Penetapan tersangka ini mencuat setelah proses penyelidikan yang berlangsung cukup panjang, bermula dari laporan warga yang disusul aksi protes di kantor desa setempat. Berdasarkan hasil audit Inspektorat Banyumas, kerugian negara dalam perkara ini ditaksir mencapai Rp741 juta.
Kapolresta Banyumas, Kombes Pol Petrus Silalahi, membenarkan penetapan tersangka tersebut. Ia menjelaskan bahwa status hukum KS dinaikkan setelah penyidik melakukan pemeriksaan sejumlah saksi dan gelar perkara bersama Polda Jawa Tengah.
“Setelah penyidik melakukan pemeriksaan dan gelar perkara, akhirnya ditetapkan Kades Kelapagading Kulon sebagai tersangka dalam dugaan korupsi,” ujar Kombes Pol Petrus Silalahi, Rabu (22/7/2026).
Sejumlah barang bukti juga telah disita dalam proses penyidikan ini. Meski demikian, hingga Rabu (22/7/2026), KS belum dilakukan penahanan.
Pemkab Banyumas Beri Sanksi Pemberhentian Sementara
Sehari pascapenetapan tersangka, Pemerintah Kabupaten Banyumas menjatuhkan sanksi pemberhentian sementara kepada KS. Surat keputusan tersebut resmi diserahkan pada Rabu (22/7/2026) oleh Dinas Pemberdayaan Masyarakat dan Desa (Dinpermades) atas nama Pemkab Banyumas.
“Dasar pemberhentian sementara ini adalah penetapan tersangka dari Reskrim Polresta Banyumas pada 17 Juli 2026,” jelas Asisten Pemerintahan dan Kesejahteraan Rakyat Setda Banyumas, Nungky Harry Rachmat.
Untuk mengisi kekosongan jabatan, Pemkab Banyumas mengangkat Pelaksana Tugas (PLT) Kepala Desa Kelapagading Kulon, yakni Kisamanso yang saat ini menjabat sebagai Kasi Ekonomi dan Pembangunan (Ekbang) Kecamatan Wangon.
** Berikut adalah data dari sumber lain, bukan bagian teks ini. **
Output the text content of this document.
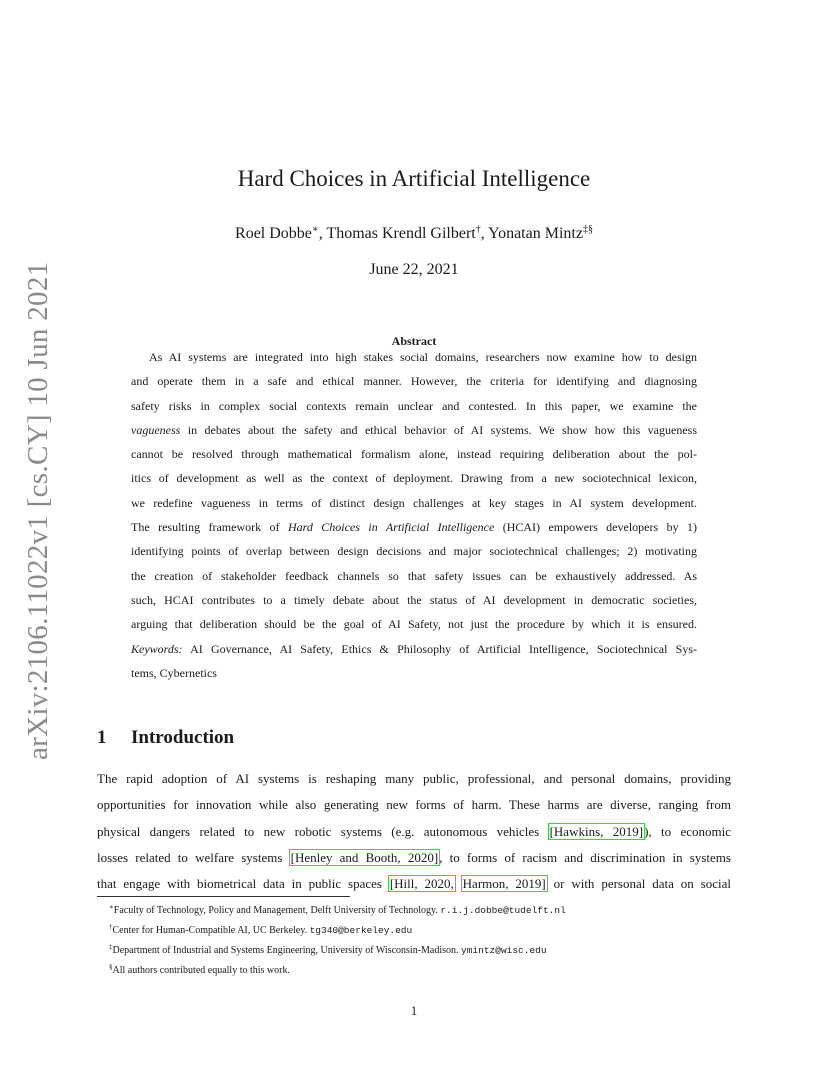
arXiv:2106.11022v1 [cs.CY] 10 Jun 2021
Hard Choices in Artificial Intelligence
Roel Dobbe∗, Thomas Krendl Gilbert†, Yonatan Mintz‡§
June 22, 2021
Abstract
As AI systems are integrated into high stakes social domains, researchers now examine how to design
and operate them in a safe and ethical manner. However, the criteria for identifying and diagnosing
safety risks in complex social contexts remain unclear and contested. In this paper, we examine the
vagueness in debates about the safety and ethical behavior of AI systems. We show how this vagueness
cannot be resolved through mathematical formalism alone, instead requiring deliberation about the pol-
itics of development as well as the context of deployment. Drawing from a new sociotechnical lexicon,
we redefine vagueness in terms of distinct design challenges at key stages in AI system development.
The resulting framework of Hard Choices in Artificial Intelligence (HCAI) empowers developers by 1)
identifying points of overlap between design decisions and major sociotechnical challenges; 2) motivating
the creation of stakeholder feedback channels so that safety issues can be exhaustively addressed. As
such, HCAI contributes to a timely debate about the status of AI development in democratic societies,
arguing that deliberation should be the goal of AI Safety, not just the procedure by which it is ensured.
Keywords: AI Governance, AI Safety, Ethics & Philosophy of Artificial Intelligence, Sociotechnical Sys-
tems, Cybernetics
1 Introduction
The rapid adoption of AI systems is reshaping many public, professional, and personal domains, providing
opportunities for innovation while also generating new forms of harm. These harms are diverse, ranging from
physical dangers related to new robotic systems (e.g. autonomous vehicles [Hawkins, 2019]), to economic
losses related to welfare systems [Henley and Booth, 2020], to forms of racism and discrimination in systems
that engage with biometrical data in public spaces [Hill, 2020, Harmon, 2019] or with personal data on social
∗Faculty of Technology, Policy and Management, Delft University of Technology. r.i.j.dobbe@tudelft.nl
†Center for Human-Compatible AI, UC Berkeley. tg340@berkeley.edu
‡Department of Industrial and Systems Engineering, University of Wisconsin-Madison. ymintz@wisc.edu
§All authors contributed equally to this work.
1
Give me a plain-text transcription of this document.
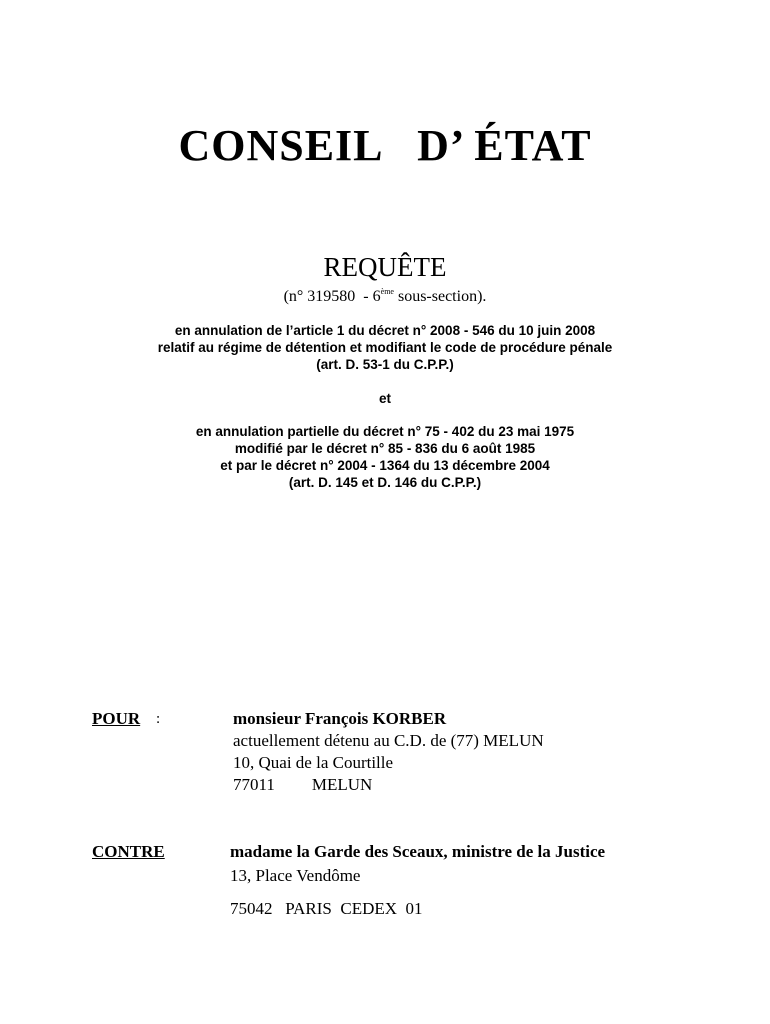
CONSEIL   D’ ÉTAT
REQUÊTE
(n° 319580  - 6ème sous-section).
en annulation de l’article 1 du décret n° 2008 - 546 du 10 juin 2008
relatif au régime de détention et modifiant le code de procédure pénale
(art. D. 53-1 du C.P.P.)
et
en annulation partielle du décret n° 75 - 402 du 23 mai 1975
modifié par le décret n° 85 - 836 du 6 août 1985
et par le décret n° 2004 - 1364 du 13 décembre 2004
(art. D. 145 et D. 146 du C.P.P.)
POUR :	monsieur François KORBER
actuellement détenu au C.D. de (77) MELUN
10, Quai de la Courtille
77011 MELUN
CONTRE	madame la Garde des Sceaux, ministre de la Justice
13, Place Vendôme
75042   PARIS  CEDEX  01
“(Kami) akan menyerahkan SK pemberhentian sementara dan SK pengangkatan PLT Kades hari ini,” tambah Nungky saat dikonfirmasi di kantornya, Rabu (22/7/2026).
Sementara itu, Kuasa Hukum Kepala Desa Klapagading Kulon, H. Djoko Susanto, S.H., menyatakan bahwa pihaknya akan menghormati seluruh proses hukum yang sedang berjalan. Ia juga menegaskan sikap hormat terhadap putusan Bupati terkait perkara yang menjerat kliennya.
“Semua orang memiliki kedudukan yang sama di mata hukum. Setiap warga negara mempunyai hak dan kewajiban yang sama,” ujar Djoko.
Lebih lanjut, ia menyampaikan bahwa pihaknya akan menempuh seluruh hak tersangka sebagaimana diatur dalam Kitab Undang-Undang Hukum Acara Pidana (KUHAP). “Kami akan menggunakan hak-hak hukum yang diberikan undang-undang kepada klien kami,” imbuhnya.